The liquidity of an ETF is not determined by the turnover of the ETF
A common misunderstanding is that an ETF with low turnover or few trades has poor liquidity, as is the case with individual equities. Based on this misunderstanding, a large order would thus have a negative impact on the price of an ETF with low trading.
Unlike equity trading, where only a limited number of equities are available for trading in the market, ETFs have no such limitation.
Creation and Redemption
ETFs have a unique “Creation & Redemption” procedure whereby market makers and authorised participants can create and redeem fund units at any time directly with the fund, thus ensuring that there is always a balance in the market between supply and demand for units. If demand outpaces supply, the market maker will create new units and, conversely, if selling pressure on the ETF is greater than demand, the units can be redeemed with the fund.
In exchange, as payment for the new units, the underlying basket of securities is provided to the fund. When redeeming units, the fund returns the underlying basket for the corresponding value of the units redeemed.

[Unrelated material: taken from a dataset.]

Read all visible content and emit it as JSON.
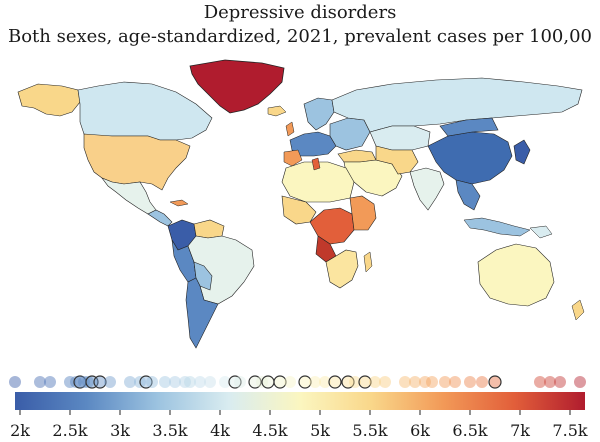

Because of the ability to create and redeem units in the underlying basket, it is the liquidity of the underlying assets that determines the liquidity of the ETF. The extent to which an authorised participant can execute transactions in the underlying securities without “moving the market” is a good indication of the size of the trading volume in the ETF that would affect its value. Since most ETFs invest in highly liquid securities, these ETFs are actually much more liquid than turnover in the ETF itself shows.